Nicht unbedingt. Ich plädiere dafür, dass bisherige System zu reformieren. So ist sicherlich sinnvoll, die Selbstverwaltung größer zu schreiben. Also der Menge, in dem Fall: der Belegschaft eines Unternehmens, mehr Entscheidungsgewalt zu geben. Das erhöht die Motivation und die Effizienz. Der Arbeitgeber profitiert also auch davon. Wichtig aber: Zu viel Macht für die Mitarbeiter führt zu einem unsteuerbarem Konstrukt, das langsam und wenig flexibel auf nötige Veränderungen reagiert. Es geht darum, den richtigen Mittelweg zu finden.

Ein Problem, das damit nicht gelöst ist und an dem viele Gesellschafts- und Wirtschaftssysteme gescheitert sind: Wie bekommen wir es hin, dass Politiker dem Gemeinwohl dienen?

Grundsätzlich haben wir in Deutschland seit dem Ende des Zweiten Weltkrieges viele gute Politiker gehabt. Menschen, die geprägt waren von dem Leid der Bevölkerung seit 1929  und deswegen Werte wie Ehrlichkeit und Pflichtbewusstsein verinnerlicht hatten. Seit einigen Jahren stelle ich einen Generationenwechsel und einen Mentalitätswandel fest: Politiker nehmen am Wertewandel der Gesellschaft teil und sind im Schnitt weniger zuverlässig. Wir könnten also die Regeln für Politiker verschärfen, also längere Karenzzeiten nach dem Ende der Politkarriere einführen, um die Neutralität zu wahren. Und wir könnten als Bürger weniger delegieren und mehr durch basisdemokratische Institutionen selbst in die Hand nehmen.

So lange arbeiten wir nur für den Staat

Halten Sie die Bürger für gebildet und verantwortungsvoll genug, um über die Art des Wirtschaftens zu bestimmen?

Ja. Die Menschen sind besser gebildet, als je zuvor. Und wir haben auch viel bessere Informationstechnologien. Entscheidungen können transparenter werden und durch das Internet steht allen Menschen potentiell viel Wissen zur Verfügung. Wählen wir diesen Weg der Offenheit, werden die Bürger mündiger und sind enger dran an der politischen Diskussion.
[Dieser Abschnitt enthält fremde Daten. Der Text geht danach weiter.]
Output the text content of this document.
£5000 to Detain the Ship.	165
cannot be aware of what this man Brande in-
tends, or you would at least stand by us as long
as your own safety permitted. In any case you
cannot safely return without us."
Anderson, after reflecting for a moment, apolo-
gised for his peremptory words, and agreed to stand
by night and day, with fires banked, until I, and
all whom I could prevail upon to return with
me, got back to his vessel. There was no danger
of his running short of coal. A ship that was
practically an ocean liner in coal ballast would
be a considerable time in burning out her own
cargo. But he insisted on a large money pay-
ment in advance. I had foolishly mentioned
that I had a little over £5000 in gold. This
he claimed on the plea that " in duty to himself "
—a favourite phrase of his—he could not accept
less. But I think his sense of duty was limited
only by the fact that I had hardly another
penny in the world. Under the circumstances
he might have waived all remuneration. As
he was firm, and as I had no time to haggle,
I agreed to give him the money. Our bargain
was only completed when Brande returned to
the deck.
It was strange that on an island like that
Bitte wagen Sie abschließend einen Blick in die Zukunft: Glauben Sie, dass die Unzufriedenheit mit dem Kapitalismus weiter steigern wird – und überlebt dieses Wirtschaftssystem die nächsten Jahrzehnte?

Ohne Veränderungen, politischer wie ökonomischer Natur, wird das System an Stabilität verlieren. Der Kapitalismus droht erst an Rückhalt zu verlieren – und dann unterzugehen. Fakt ist derzeit nur: Die Ungleichheit und der Unmut nehmen zu. Die USA sind seit jeher für Europa ein gutes Beispiel, um zu schauen, was auf uns zukommt. Und in den Vereinigten Staaten ist die Schere zwischen Arm und Reich inzwischen so groß geworden, wie wir es bisher nur aus Ländern in Lateinamerika kannten. Diese Gesellschaften waren über die Jahre extrem instabil und gekennzeichnet durch Putsche, wackelige Demokratien und dem Aufstieg von Populisten. Reformen sind also – bei all den Vorteilen des Kapitalismus, die wir besprochen haben – unumgänglich. Wir brauchen mehr Demokratie und wir müssen die Soziale Marktwirtschaft wiederbeleben. Die Arbeiter brauchen mehr Rückhalt, wir brauchen eine minimale Spitzenbesteuerung und einen wirksamen Kampf gegen Steueroasen. Dann lassen sich auch soziale Wohltaten finanzieren.